The downturn may be over, but the oil price crash has left behind potentially long-term consequences for the oil industry. In the wake of the oil price rout that started in 2014, companies slashed expenditures, most notably in their exploration and development budgets—and this lack of investment could have severe ramifications for the oil industry.
In 2016, for a second consecutive year, 68 U.S.-listed oil companies indicated in their annual reports that their combined proved liquids reserves dropped, the EIA said in an analysis on Monday.
The 68 U.S.-listed oil companies—obliged to report proved reserves annually to the SEC—had their global crude oil and other liquids production averaging 24 million barrels per day (bpd) last year, which accounted for around 25 percent of the world’s total.
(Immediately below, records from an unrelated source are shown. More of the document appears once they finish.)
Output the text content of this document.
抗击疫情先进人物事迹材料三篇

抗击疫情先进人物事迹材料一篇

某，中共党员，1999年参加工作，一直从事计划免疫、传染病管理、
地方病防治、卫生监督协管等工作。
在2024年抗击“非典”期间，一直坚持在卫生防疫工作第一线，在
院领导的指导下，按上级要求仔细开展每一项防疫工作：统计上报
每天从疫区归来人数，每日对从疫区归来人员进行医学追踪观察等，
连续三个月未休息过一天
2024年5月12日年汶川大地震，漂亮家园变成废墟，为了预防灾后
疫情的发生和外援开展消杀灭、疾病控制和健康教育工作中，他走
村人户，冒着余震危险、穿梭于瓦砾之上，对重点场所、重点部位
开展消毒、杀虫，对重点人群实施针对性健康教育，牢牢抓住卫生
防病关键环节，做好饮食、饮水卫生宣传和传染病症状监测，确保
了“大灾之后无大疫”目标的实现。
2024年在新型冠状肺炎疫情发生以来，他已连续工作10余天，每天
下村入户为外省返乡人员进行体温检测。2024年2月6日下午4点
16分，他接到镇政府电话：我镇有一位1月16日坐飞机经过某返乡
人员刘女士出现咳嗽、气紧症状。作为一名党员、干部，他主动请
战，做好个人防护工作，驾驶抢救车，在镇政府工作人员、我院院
The proved reserves—the ones that companies believe they can extract from known reservoirs under existing economic and operating conditions—dropped by a net 8.2 billion barrels last year, with the decline “heavily concentrated” in several companies that have slashed proved reserves estimates from Canadian oil sands projects.
Apart from downward revisions, other factors contributing to the decline in proved reserves were relatively low extensions and discoveries, and relatively high production, according to the EIA.
Earlier this year, ExxonMobil slashed its proved reserves of crude oil by 3.3 billion barrels in the biggest annual reserve cut in Exxon’s modern history.